Chaque soir, Kiki Picasso a un invité venu présenter qui il est. Ce soir, ce ne sera pas Orlan qui est « juste » spectatrice, ni la fétiche Poupée Mecanik qui l’est tout autant mais le collectif Kourtrajmé, réalisateurs de films, courts et clips. L’actualité est de la soirée puisque Ladj Ly, du collectif précité, présente Les Misérables, un film traitant de violences policières dont les protagonistes en uniformes ont l’air tout autant acteurs que prisonniers d’une violence absurde.

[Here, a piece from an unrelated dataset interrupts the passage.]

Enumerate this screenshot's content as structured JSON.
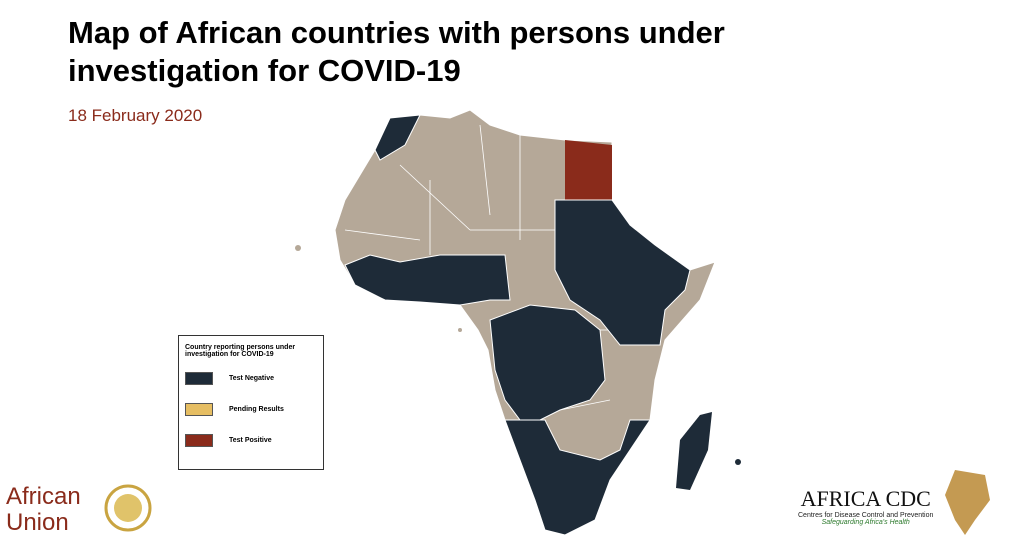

Oui, c’était dit, écrit, revendiqué : « plus le temps de rire inutilement, plus le temps de se lamenter ». Alors on rit beaucoup avec et en échappant au monde, on frémit et les deux heures trente du spectacle défilent à vitesse grand V. L’entracte offrant l’occasion d’un paintball sur des visages rappelant étrangement ceux de candidats à notre grand désespoir électoral.

On sort en paix, on restera boire et refaire le monde si l’on veut, en se disant quand même que ce « la jeunesse emmerde le Front National », slogan des années 80 repris en boucle à la fin du spectacle, a malheureusement si mal vieilli…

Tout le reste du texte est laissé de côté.